By Vicki Mayk
My grandmother presides over a kingdom of white appliances in her kitchen, the humming Frigidaire a monarch in an alcove. Underfoot, a black and white linoleum floor hopscotches to the stove where spaghetti sauce erupts from a pot like red lava.
The kitchen table sits like an altar. I’m on a stool while my grandmother stands with a rolling pin in her hand. Behind her, a porcelain sink stacked with pots, pans, dishes. I’m trying to spot the trick, the magic that allows something delicious to spring from her fingertips without ever consulting a recipe. She tells me to add butter the size of a hen’s egg, spices by the pinch, flour doled out by the fistful. I ask her questions. Is a pinch equal to a quarter of a teaspoon? Is a handful a cup?
It looks so easy. Fettuccine cut by hand without the aid of a pasta machine. Dozens of Christmas cookies that flow from her hands: tarrels, pizzelles, pastry horns filled with honey-flavored nuts. I try to coax the recipes from her before her memory is erased. My grandmother does her best to translate measurements, knowing all the while that her love can’t be measured.
Vicki Mayk is a nonfiction writer, teacher and a higher education content writer. Her narrative nonfiction book, Growing Up on the Gridiron: Football, Friendship and the Tragic Life of Owen Thomas, was published by Beacon Press. Catch up with her at https://vickimayk.com/.
Image by Luca Nardone courtesy of Pexels































































































































































































































































































































































































































































































































































































































































“add butter the size of a hen’s egg” – how perfect! Beautiful story.
Thank you, Vicki! Took me to my mother’s kitchen and the experience of magic there–the unmeasurable love.
I enjoyed this glimpse of your childhood, Vicki! My Grandmother also had a porcelain sink that I still recall from a child’s viewpoint.
“flour doled out by the fistful”. I loved that! You set the scene beautifully. I feel like I’m there with you. Heartwarming. Thank you❤️
“… knowing all the while that her love can’t be measured.” beautifully delicious.

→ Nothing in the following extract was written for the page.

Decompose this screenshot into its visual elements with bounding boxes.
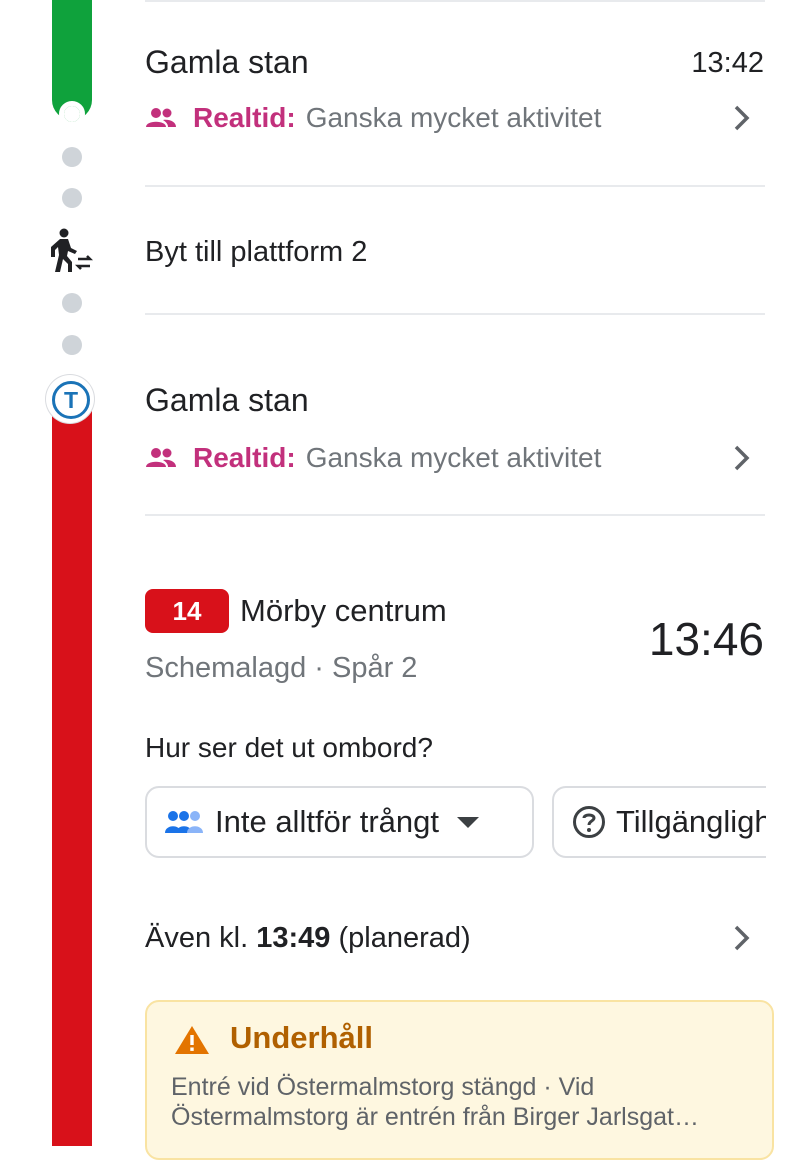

Beautiful, evocative piece, Vicki!
So few words. So much love.
We can never replicate grandma’s recipes except with love. I saw the red lava boiling over. Wonderful.
Gorgeous details – I feel like I’m in the kitchen with you. While missing my grandmother at the same time (whose recipes I never wrote down). What a delicious flash piece! Thanks for sharing with us.
Beautiful – it took me back to my Nana’s kitchen and cooking & baking with her.
Gorgeous depiction – we experienced it all with you!
Thank you!
Gorgeous, Vicki. Such strong images, and that perfect last line. I’m in awe.
I felt myself there on the stool next to you, Vicki, wanting to taste your grandmother’s love.
Vicki, this is a beautiful piece at the perfect before-Christmas time, when lots of readers will remember their grandmothers’ magic.
This is gorgeous!! That last line lands so perfectly.
I was just making pizzelles with my 90-year-old aunt yesterday. She couldn’t find her measuring spoons and was uncertain about the flour. She even forgot to plug in the iron. But I was there to help her remember…especially about the love.
The urgency to grasp the moment before it slips away, universal beyond food and one day’s memory to the endless desire to hold onto what will be lost and to keep what we have alive for the next generation. Brava.
Beautiful. As a merely adequate cook myself, I gasped at “without ever consulting a recipe,” and I smiled reading the last line.
Coaxing the recipes while she can still remenber – is so poignant. Thank you for taking us into the kitchen with you.